During the last seven years in Olympia, I’ve pretended to stand up for Washington’s consumers and middle class.
But I’m not not who I say I am.
While Wall Street greed led us into the worst financial crisis since the Great Depression, I said it was the “wrong approach” for states to regulate the reckless behavior of Big Banks.1
As the financial crisis was mounting, I accepted tens of thousands in campaign contributions2 while attacking other attorneys general who waged aggressive campaigns against the reckless behavior on Wall Street.3
I’ve consistently turned my back on middle class families and sided with Big Oil. To the Seattle Times, I described calls to use my office to help lower consumer gas prices as “troubling.”4 I told the Tacoma News Tribune that gas retailers were “free to charge whatever price they choose.”5
Under my tenure, consumer protection services in Washington have suffered.

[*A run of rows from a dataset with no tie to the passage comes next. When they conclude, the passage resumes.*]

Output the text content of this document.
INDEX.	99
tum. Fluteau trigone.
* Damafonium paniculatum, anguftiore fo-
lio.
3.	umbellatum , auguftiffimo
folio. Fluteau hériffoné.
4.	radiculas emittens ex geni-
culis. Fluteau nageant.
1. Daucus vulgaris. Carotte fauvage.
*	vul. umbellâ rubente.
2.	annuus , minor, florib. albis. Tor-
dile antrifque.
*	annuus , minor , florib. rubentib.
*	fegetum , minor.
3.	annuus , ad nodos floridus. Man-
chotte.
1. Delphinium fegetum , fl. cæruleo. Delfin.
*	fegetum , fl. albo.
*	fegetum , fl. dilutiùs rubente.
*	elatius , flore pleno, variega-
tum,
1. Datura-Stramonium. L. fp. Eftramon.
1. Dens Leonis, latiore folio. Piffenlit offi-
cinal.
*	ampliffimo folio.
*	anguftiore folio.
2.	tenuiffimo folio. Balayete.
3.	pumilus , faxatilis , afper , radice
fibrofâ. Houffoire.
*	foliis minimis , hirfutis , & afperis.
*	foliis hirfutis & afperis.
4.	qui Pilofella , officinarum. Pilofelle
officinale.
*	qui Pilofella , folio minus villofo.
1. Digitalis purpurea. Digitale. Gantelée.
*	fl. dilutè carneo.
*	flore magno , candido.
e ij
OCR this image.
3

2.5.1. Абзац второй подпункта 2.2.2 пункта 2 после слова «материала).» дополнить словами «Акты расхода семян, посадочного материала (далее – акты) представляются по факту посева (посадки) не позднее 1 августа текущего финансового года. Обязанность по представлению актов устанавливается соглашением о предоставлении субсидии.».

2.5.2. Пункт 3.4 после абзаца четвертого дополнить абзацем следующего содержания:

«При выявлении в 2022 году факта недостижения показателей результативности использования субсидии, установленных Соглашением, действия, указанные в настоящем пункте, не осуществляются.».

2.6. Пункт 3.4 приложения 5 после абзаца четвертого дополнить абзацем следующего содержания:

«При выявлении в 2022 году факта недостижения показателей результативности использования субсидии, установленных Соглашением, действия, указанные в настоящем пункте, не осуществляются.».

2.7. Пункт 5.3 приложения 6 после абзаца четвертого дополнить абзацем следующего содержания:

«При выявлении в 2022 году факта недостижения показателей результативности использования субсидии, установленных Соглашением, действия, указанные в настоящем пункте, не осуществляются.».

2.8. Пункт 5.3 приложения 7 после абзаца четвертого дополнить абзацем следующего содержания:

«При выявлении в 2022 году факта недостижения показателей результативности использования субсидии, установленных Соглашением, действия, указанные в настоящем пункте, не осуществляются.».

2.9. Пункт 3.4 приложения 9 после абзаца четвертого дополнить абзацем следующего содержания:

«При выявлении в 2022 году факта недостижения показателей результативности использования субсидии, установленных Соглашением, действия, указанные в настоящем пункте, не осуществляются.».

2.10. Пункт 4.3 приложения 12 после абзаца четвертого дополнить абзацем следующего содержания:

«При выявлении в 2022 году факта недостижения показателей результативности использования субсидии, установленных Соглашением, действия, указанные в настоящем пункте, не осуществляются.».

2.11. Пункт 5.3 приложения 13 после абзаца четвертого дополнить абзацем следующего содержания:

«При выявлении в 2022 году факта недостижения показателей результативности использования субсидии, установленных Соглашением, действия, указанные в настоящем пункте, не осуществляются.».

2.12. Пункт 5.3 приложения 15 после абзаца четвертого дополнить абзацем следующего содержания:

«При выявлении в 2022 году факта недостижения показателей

I cut my consumer protection division by fifteen percent6 and recently submitted another $523,000 in cuts to consumer protection for the 2012 budget.7
CITATIONS
1 Joel Connelly, Seattle Post-Intelligencer, Sept. 19, 2008.
2 National Institute on Money in State Politics, accessed Dec. 14, 2009.
3 Seattle Weekly, Sept. 24, 2008.
4 Seattle Times, Oct. 23, 2004.
5 Tacoma News Tribune, April 27, 2006.
6 Bert Caldwell, Spokesman-Review, March 13, 2011.
7 Office of the Attorney General, 2012 Supplemental Budget Cuts, Sept. 22, 2011.